Closure order on nilpotent orbits in exceptional Lie algebras Let $G$ be a simple algebraic group over the algebraically closed field $k$ of positive characteristic, and let ${\mathfrak g}={\rm Lie}(G)$. It is well known that there are finitely many nilpotent $G$-orbits in ${\mathfrak g}$ and that the classification of these orbits is the same as over the complex numbers, as long as the characteristic of $k$ is good, i.e. odd if $G$ is not of type $A$, greater than $3$ if $G$ is of exceptional type, and greater than $5$ if $G$ is of type $E_8$. There is quite a lot of history to the subject, but a uniform proof of the classification was given relatively recently by Premet.
My question concerns the closure ordering on nilpotent classes: where (if anywhere) is it established that the closure ordering is also (in good characteristic) the same as over the complex numbers? This fact seems to be used in Varieties of nilpotent elements for simple Lie algebras I: good primes by the VIGRE group, but the reference is to Carter's book, and I can't find anywhere in the VIGRE paper where they mention a justification for why the order should be the same. (It may be in there, but I haven't found it.)
For classical Lie algebras outside characteristic 2, I think it is reasonably straightforward to use the partition type classification to show that the closure order is also independent of the characteristic.
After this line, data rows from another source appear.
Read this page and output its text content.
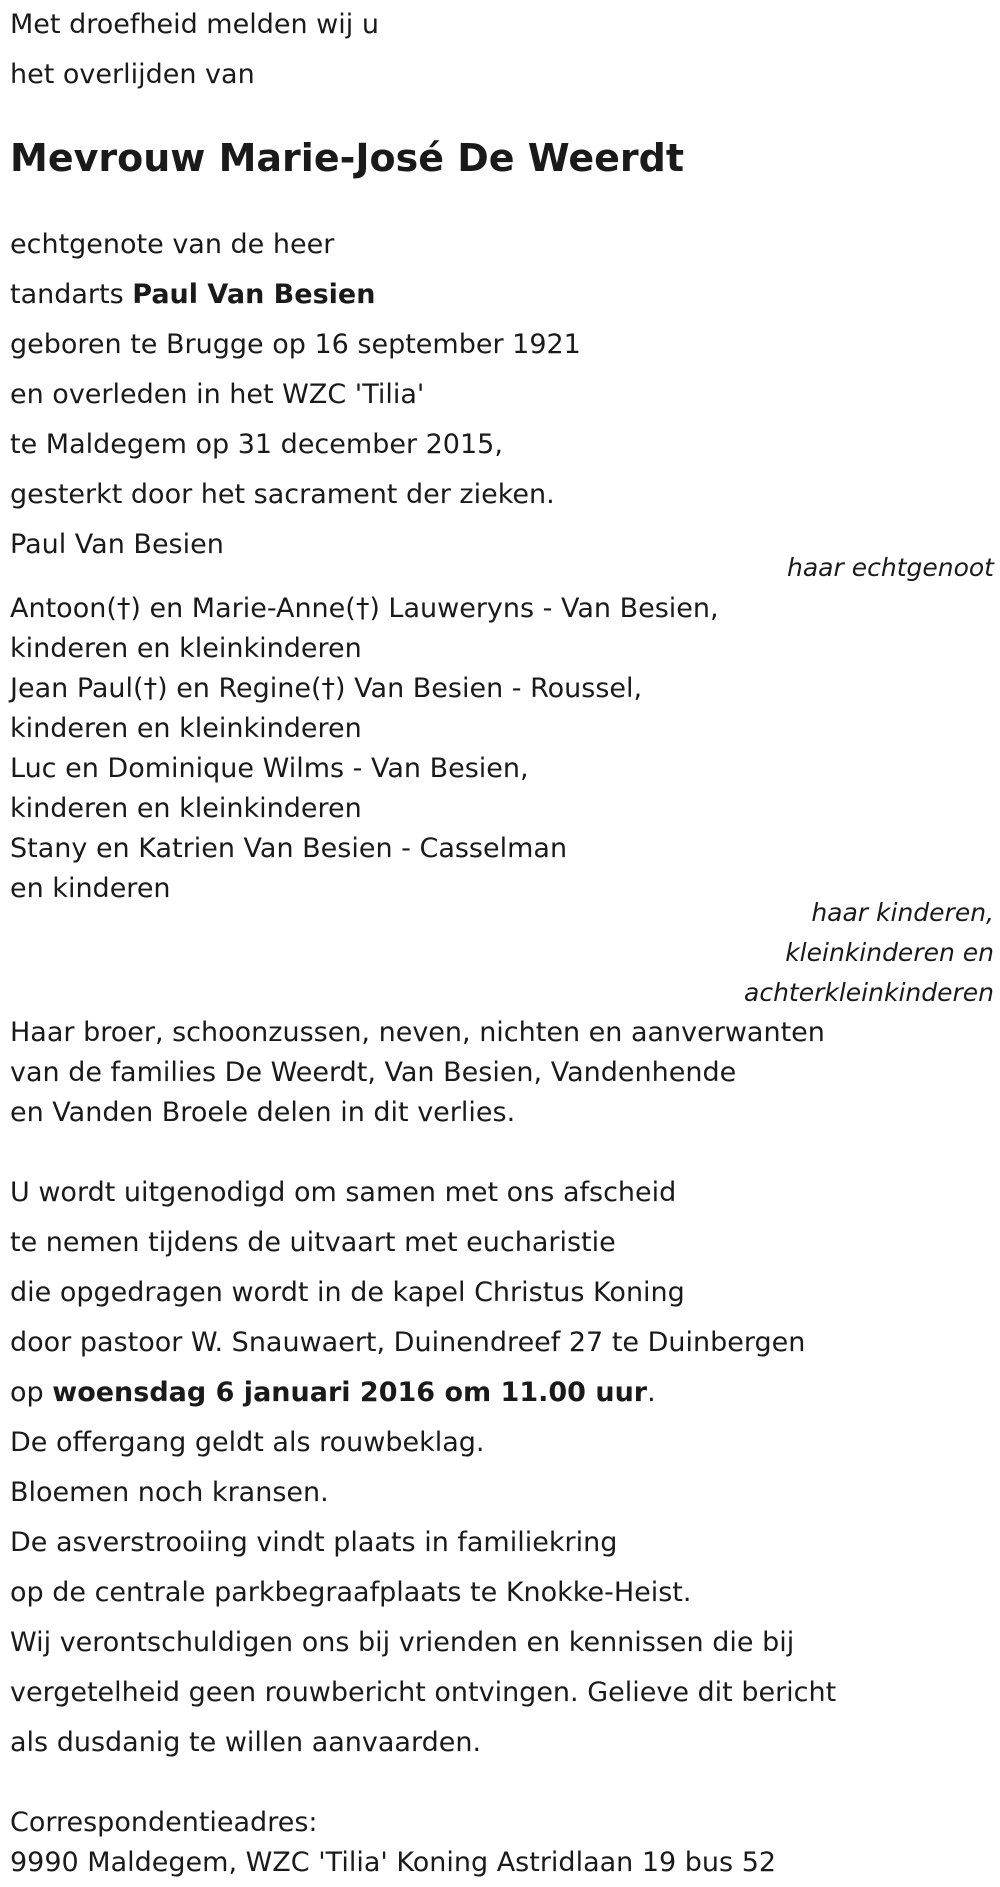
Met droefheid melden wij u
het overlijden van
Mevrouw Marie-José De Weerdt
echtgenote van de heer
tandarts Paul Van Besien
geboren te Brugge op 16 september 1921
en overleden in het WZC 'Tilia'
te Maldegem op 31 december 2015,
gesterkt door het sacrament der zieken.
Paul Van Besien
haar echtgenoot
Antoon(†) en Marie-Anne(†) Lauweryns - Van Besien,
kinderen en kleinkinderen
Jean Paul(†) en Regine(†) Van Besien - Roussel,
kinderen en kleinkinderen
Luc en Dominique Wilms - Van Besien,
kinderen en kleinkinderen
Stany en Katrien Van Besien - Casselman
en kinderen
haar kinderen,
kleinkinderen en
achterkleinkinderen
Haar broer, schoonzussen, neven, nichten en aanverwanten
van de families De Weerdt, Van Besien, Vandenhende
en Vanden Broele delen in dit verlies.
U wordt uitgenodigd om samen met ons afscheid
te nemen tijdens de uitvaart met eucharistie
die opgedragen wordt in de kapel Christus Koning
door pastoor W. Snauwaert, Duinendreef 27 te Duinbergen
op woensdag 6 januari 2016 om 11.00 uur.
De offergang geldt als rouwbeklag.
Bloemen noch kransen.
De asverstrooiing vindt plaats in familiekring
op de centrale parkbegraafplaats te Knokke-Heist.
Wij verontschuldigen ons bij vrienden en kennissen die bij
vergetelheid geen rouwbericht ontvingen. Gelieve dit bericht
als dusdanig te willen aanvaarden.
Correspondentieadres:
9990 Maldegem, WZC 'Tilia' Koning Astridlaan 19 bus 52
So this is really a question about exceptional Lie algebras.
 A: I'm assuming your question involves just good prime characteristic $p$.   Much of the literature focuses on unipotent classes, but Springer's $G$-equivariant isomorphism (for good $p$) between the unipotent variety in $G$ and the nilpotent variety in $\mathfrak{g}$ shows that the classes and orbits are in bijection and also allows one to transfer the closure relationships.   Thus the closure ordering graphs are the same for the group and the Lie algebra.   (Here one has to be a bit careful about the isogeny type of $G$ in type $A_n$, however.)
It turns out after some work that the closure orderings of unipotent classes are the same as those found much earlier by Gerstenhaber and others in characteristic 0.  Much of this work was done by Spaltenstein (and those he cites including Mizuno, Shoji for exceptional types): see his Classes unipotentes et sous-groupes de Borel, Lect. Notes in Math. 946 (Springer, 1982), especially II.8 and the graphs for exceptional types in IV.2.   [Carter's 1985 book follows this development, though for types $E_7, E_8$ on pages 442 and 444 the graphs lack several edges; this was probably a technical error made during the production of the book.]  Though I've never checked all the details carefully, I've been assured that experts have done so and find Spaltenstein's results convincing. 
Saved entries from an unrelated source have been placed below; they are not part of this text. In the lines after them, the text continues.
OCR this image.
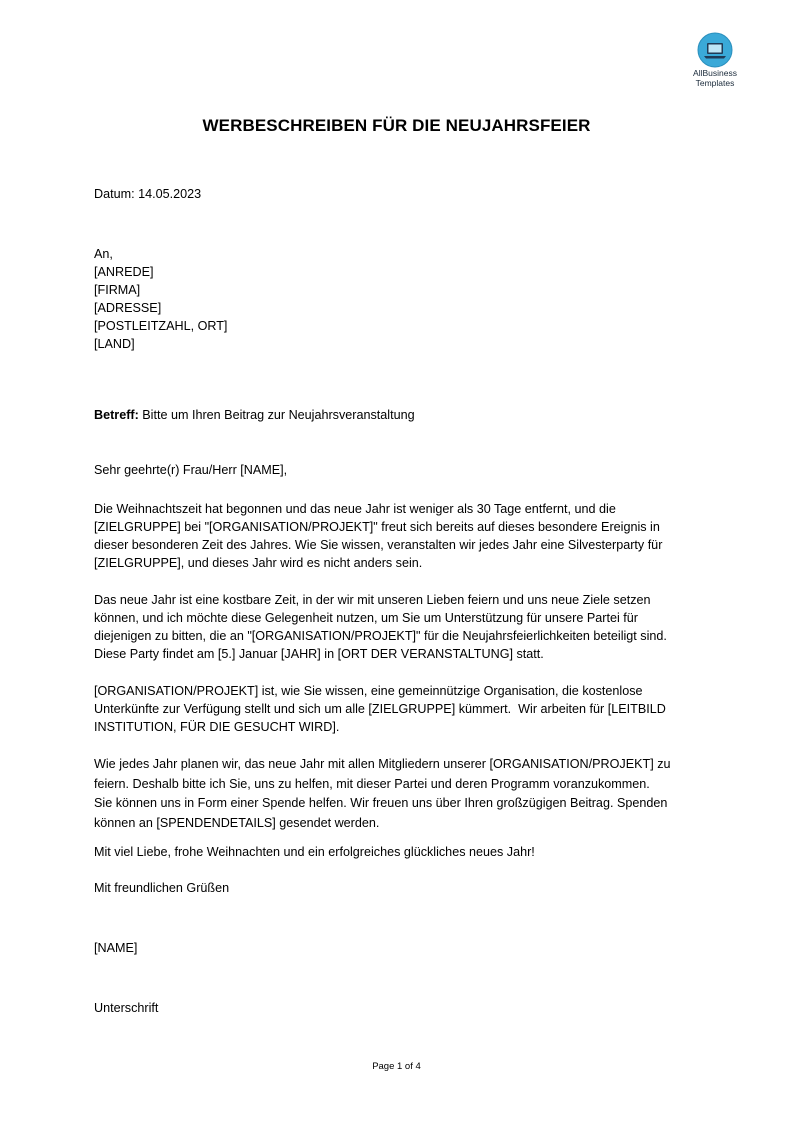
AllBusiness
Templates
WERBESCHREIBEN FÜR DIE NEUJAHRSFEIER
Datum: 14.05.2023
An,
[ANREDE]
[FIRMA]
[ADRESSE]
[POSTLEITZAHL, ORT]
[LAND]
Betreff: Bitte um Ihren Beitrag zur Neujahrsveranstaltung
Sehr geehrte(r) Frau/Herr [NAME],
Die Weihnachtszeit hat begonnen und das neue Jahr ist weniger als 30 Tage entfernt, und die
[ZIELGRUPPE] bei "[ORGANISATION/PROJEKT]" freut sich bereits auf dieses besondere Ereignis in
dieser besonderen Zeit des Jahres. Wie Sie wissen, veranstalten wir jedes Jahr eine Silvesterparty für
[ZIELGRUPPE], und dieses Jahr wird es nicht anders sein.
Das neue Jahr ist eine kostbare Zeit, in der wir mit unseren Lieben feiern und uns neue Ziele setzen
können, und ich möchte diese Gelegenheit nutzen, um Sie um Unterstützung für unsere Partei für
diejenigen zu bitten, die an "[ORGANISATION/PROJEKT]" für die Neujahrsfeierlichkeiten beteiligt sind.
Diese Party findet am [5.] Januar [JAHR] in [ORT DER VERANSTALTUNG] statt.
[ORGANISATION/PROJEKT] ist, wie Sie wissen, eine gemeinnützige Organisation, die kostenlose
Unterkünfte zur Verfügung stellt und sich um alle [ZIELGRUPPE] kümmert.  Wir arbeiten für [LEITBILD
INSTITUTION, FÜR DIE GESUCHT WIRD].
Wie jedes Jahr planen wir, das neue Jahr mit allen Mitgliedern unserer [ORGANISATION/PROJEKT] zu
feiern. Deshalb bitte ich Sie, uns zu helfen, mit dieser Partei und deren Programm voranzukommen.
Sie können uns in Form einer Spende helfen. Wir freuen uns über Ihren großzügigen Beitrag. Spenden
können an [SPENDENDETAILS] gesendet werden.
Mit viel Liebe, frohe Weihnachten und ein erfolgreiches glückliches neues Jahr!
Mit freundlichen Grüßen
[NAME]
Unterschrift
Page 1 of 4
ADDED: Maybe it's useful to expand this answer and also respond to Ma's question.   I should emphasize that the classification of nilpotent orbits or unipotent classes requires a lot of case-by-case work for each simple, simply connected algebraic group and its Lie algebra (obtained by Chevalley's process from a $\mathbb{Z}$-form of the corresponding simple Lie algebra over $\mathbb{C}$).   Much of the literature here follows Chevalley's viewpoint, in which the unipotent classes are found to have representatives specified by certain parameters independent of good characteristic.  (The bad primes, possibly $2,3,5$, may divide some of Chevalley's structure constants.)  In particular, it's enough to work over finite fields of good characteristic, or over $\mathbb{Q}$.
For exceptional Lie types, only $G_2$ can be done in a fairly direct way.   For $F_4$ the unipotent classes in finite Chevalley groups were studied by Shoji.  Then Mizuno made very detailed computations for types $E_6, E_7, E_8$.   Spaltenstein drew the literature together in his work on the Springer correspondence, providing many refinements and a few corrections as well as an emphasis on the hidden duality of special classes which leads to a symmetry for these classes in the closure order diagram (generalizing the classical partial ordering of partitions in type $A_\ell$).
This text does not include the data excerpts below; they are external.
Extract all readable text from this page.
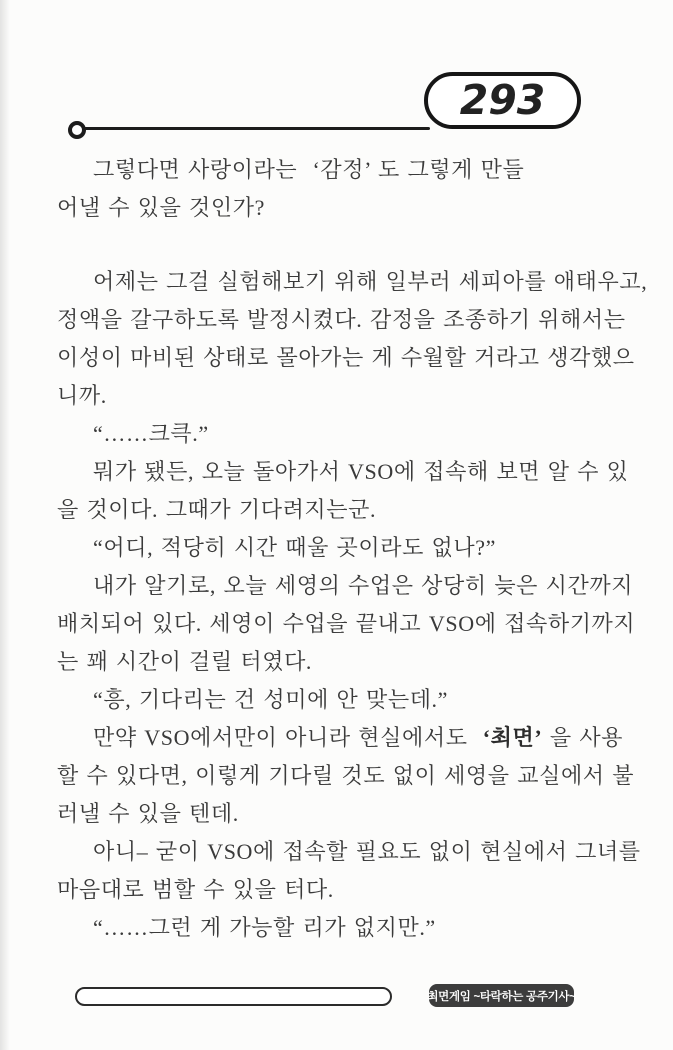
293
그렇다면 사랑이라는  ‘감정’ 도 그렇게 만들
어낼 수 있을 것인가?
어제는 그걸 실험해보기 위해 일부러 세피아를 애태우고,
정액을 갈구하도록 발정시켰다. 감정을 조종하기 위해서는
이성이 마비된 상태로 몰아가는 게 수월할 거라고 생각했으
니까.
“……크큭.”
뭐가 됐든, 오늘 돌아가서 VSO에 접속해 보면 알 수 있
을 것이다. 그때가 기다려지는군.
“어디, 적당히 시간 때울 곳이라도 없나?”
내가 알기로, 오늘 세영의 수업은 상당히 늦은 시간까지
배치되어 있다. 세영이 수업을 끝내고 VSO에 접속하기까지
는 꽤 시간이 걸릴 터였다.
“흥, 기다리는 건 성미에 안 맞는데.”
만약 VSO에서만이 아니라 현실에서도  ‘최면’ 을 사용
할 수 있다면, 이렇게 기다릴 것도 없이 세영을 교실에서 불
러낼 수 있을 텐데.
아니– 굳이 VSO에 접속할 필요도 없이 현실에서 그녀를
마음대로 범할 수 있을 터다.
“……그런 게 가능할 리가 없지만.”
최면게임 ~타락하는 공주기사~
The closure ordering itself is a relatively elementary byproduct of the classification when done in this spirit: roughly speaking, each parameter involved in a particular class is specialized to 0 and leads to other classes in the closure.     But the classification itself is quite arduous to work out in detail as Shoji and Mizuno did.   (It is probably best organized theoretically in the algebraic group context by the Bala-Carter method.)